In fact, Mouratologu tips the Serbian man, now 36, to play past the ripe old age of 40. Djokovic has established himself as the greatest tennis player of all time, boasting some mind-boggling numbers that his current contemporaries can only dream of.
Last month, he won a 24th Grand Slam title at the US Open, to extend his record as the undisputed leader among the men. It was his third major title of 2023, the first time a male player has won three of the four slams on four occasions.
At a time when most of Djokovic's longtime rivals have either retired or struggling to attain peak physical conditioning of their bodies, Djokovic has never been fitter. According to Mouratoglou, Djokovic's body is "extremely young" for someone of his age as he can cover the court dextrously and effortlessly.
One of Djokovic's biggest rivals Roger Federer retired from professional tennis at 41 in 2022, but the preceeding three years of his career were marked with persistent injuries and he was hardly able to maintain high fitness levels in a season or during matches.
The ex-coach of Serena Williams opined that as long as Djokovic avoids niggling injuries, he could still be on tour for many years. Mouratgolou mentioned how the Serb's discipline and self-drive have pushed him to become the benchmark when it comes to longevity.
"I haven't seen ever a player of 36 years old that is in that shape. The fact that he's incredibly serious and focused made him become the best athlete because I think he's the best athlete."

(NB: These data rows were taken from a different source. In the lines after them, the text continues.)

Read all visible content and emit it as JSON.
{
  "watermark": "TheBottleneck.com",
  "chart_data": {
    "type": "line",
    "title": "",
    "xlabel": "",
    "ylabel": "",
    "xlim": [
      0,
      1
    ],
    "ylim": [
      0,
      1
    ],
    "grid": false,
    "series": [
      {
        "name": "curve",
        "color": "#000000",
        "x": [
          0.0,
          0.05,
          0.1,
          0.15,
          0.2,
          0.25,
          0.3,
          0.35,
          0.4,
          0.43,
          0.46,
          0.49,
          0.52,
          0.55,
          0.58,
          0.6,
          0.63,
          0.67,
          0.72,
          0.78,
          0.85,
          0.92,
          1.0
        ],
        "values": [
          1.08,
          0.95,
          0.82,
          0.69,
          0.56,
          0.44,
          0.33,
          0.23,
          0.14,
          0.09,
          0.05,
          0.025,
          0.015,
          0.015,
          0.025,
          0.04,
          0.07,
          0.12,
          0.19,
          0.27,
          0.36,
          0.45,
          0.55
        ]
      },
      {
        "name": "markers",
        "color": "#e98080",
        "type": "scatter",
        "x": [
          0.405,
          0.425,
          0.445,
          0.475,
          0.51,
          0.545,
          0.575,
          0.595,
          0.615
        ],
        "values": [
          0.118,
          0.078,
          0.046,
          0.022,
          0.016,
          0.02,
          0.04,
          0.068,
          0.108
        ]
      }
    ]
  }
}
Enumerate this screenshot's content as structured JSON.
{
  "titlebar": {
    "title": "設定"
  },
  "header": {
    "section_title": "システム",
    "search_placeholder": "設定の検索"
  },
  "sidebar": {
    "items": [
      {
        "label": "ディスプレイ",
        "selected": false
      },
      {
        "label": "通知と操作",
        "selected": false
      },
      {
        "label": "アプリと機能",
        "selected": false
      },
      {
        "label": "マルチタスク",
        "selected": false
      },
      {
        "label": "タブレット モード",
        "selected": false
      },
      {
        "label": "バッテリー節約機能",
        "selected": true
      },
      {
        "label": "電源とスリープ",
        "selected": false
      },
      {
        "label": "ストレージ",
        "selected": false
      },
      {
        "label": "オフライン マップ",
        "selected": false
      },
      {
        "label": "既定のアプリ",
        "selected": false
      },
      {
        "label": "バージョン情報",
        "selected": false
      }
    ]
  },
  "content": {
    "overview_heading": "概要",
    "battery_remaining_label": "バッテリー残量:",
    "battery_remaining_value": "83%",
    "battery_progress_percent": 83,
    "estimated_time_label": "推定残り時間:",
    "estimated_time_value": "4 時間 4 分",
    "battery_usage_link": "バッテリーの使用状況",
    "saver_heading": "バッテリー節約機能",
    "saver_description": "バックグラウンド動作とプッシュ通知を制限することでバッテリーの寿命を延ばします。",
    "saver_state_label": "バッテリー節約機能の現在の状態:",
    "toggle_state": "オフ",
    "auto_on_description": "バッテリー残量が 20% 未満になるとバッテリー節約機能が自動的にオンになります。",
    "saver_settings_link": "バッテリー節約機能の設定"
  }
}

"I still think that he can go over 40. I'm not saying he's gonna do it because it's all also about motivation. Of course, he can get injured. Anyone can get injured. And I think his body is extremely young for his age. Extremely young. I mean, it's quite obvious. You see him move on the court."
"His court coverage, and his ability to recover, are the consequence of all his years of discipline, working every day with the best professionals and looking always for new techniques to improve."